Neal Ford writes about Coalmine Canary Tests. Canaries were carried by miners in the ‘olden days’ as an early warning system for a buildup of gas, giving them time to exit the mine before imminent death. Neal describes using a set of simple tests that verify basic execution of parts of your application. When changes are made the canary tests can be run first and give earlier feedback when something has gone horribly wrong.

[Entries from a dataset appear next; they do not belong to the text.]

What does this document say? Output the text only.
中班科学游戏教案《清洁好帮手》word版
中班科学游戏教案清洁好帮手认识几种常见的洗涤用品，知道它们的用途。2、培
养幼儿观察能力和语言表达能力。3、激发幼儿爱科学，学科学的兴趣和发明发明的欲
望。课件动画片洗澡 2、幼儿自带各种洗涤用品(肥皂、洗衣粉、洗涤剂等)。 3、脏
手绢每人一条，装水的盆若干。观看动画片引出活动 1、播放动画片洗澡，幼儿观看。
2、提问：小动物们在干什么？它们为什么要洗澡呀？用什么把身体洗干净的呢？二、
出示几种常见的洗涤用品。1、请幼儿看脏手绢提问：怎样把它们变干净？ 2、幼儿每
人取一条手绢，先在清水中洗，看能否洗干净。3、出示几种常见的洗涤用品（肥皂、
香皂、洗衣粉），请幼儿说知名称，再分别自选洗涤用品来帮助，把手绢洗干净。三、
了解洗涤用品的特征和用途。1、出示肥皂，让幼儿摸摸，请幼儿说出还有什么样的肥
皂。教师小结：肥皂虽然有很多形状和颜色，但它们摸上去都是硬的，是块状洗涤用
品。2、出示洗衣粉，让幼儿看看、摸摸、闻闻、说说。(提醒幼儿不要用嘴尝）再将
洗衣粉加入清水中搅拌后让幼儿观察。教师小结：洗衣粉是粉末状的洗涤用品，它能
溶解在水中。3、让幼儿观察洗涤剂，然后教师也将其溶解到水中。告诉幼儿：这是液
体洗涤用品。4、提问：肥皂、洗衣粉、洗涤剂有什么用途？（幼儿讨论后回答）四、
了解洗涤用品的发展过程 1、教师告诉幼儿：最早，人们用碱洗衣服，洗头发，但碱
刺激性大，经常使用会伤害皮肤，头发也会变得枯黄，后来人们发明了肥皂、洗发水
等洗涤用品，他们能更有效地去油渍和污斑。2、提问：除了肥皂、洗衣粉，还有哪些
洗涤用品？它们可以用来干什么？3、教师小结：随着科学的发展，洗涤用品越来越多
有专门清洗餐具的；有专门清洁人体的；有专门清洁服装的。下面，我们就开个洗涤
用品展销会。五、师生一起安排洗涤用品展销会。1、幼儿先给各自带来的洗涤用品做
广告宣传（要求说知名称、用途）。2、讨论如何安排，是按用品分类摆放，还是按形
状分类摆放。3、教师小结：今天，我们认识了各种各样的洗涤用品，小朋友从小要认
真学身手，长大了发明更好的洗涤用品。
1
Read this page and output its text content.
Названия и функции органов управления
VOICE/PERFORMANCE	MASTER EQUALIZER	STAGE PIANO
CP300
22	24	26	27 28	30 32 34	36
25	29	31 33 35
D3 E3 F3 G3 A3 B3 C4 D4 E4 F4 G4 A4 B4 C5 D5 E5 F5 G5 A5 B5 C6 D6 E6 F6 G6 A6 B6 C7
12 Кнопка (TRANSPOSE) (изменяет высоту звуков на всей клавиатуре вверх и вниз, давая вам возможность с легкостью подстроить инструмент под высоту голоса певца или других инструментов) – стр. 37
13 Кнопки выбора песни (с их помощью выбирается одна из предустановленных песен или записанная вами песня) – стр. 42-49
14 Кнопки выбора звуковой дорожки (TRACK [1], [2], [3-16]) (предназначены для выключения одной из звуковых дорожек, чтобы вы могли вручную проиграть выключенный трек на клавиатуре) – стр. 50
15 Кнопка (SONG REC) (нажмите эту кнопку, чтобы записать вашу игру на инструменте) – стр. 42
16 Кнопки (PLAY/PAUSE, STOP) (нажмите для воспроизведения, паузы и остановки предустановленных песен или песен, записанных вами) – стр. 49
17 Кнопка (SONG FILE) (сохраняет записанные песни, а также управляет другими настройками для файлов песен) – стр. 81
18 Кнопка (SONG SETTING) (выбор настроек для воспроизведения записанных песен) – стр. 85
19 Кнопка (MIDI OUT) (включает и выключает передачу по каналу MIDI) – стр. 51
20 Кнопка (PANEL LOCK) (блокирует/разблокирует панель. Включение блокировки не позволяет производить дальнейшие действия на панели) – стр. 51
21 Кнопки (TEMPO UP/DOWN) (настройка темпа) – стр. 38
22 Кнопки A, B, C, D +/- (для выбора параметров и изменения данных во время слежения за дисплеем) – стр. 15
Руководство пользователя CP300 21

Recently I started using the same name ‘canary tests’ for a slightly different type of test. The team I’ve been working with has inherited a large web application which is suffering badly from a couple of environmental dependencies. It has to be started up just right, with components started in the right order, and the timing just right. We’ve been doing archaeology on the system, learning it’s tricks and failure modes – however we’ve been limited in the amount of resource we can spend on finding root causes. Most of the time when the application has been deployed or started in a bad state we can find some corresponding symptom. One by one the team has collected these symptoms and built a set of ‘canary tests’ that are run prior to handing the deployed environment over to be tested. If one of those tests fails, we need to work out what had changed in the environment, and probably at least restart and check again before continuing.
The canary tests are not a solution, they just help us make sure we don’t continue working with the environment while it’s in a bad state. We are separately investigating each problem to find it’s root cause and put in place a permanent solution if possible. Some of these may take a long time to put in place, but at least the impact can be managed.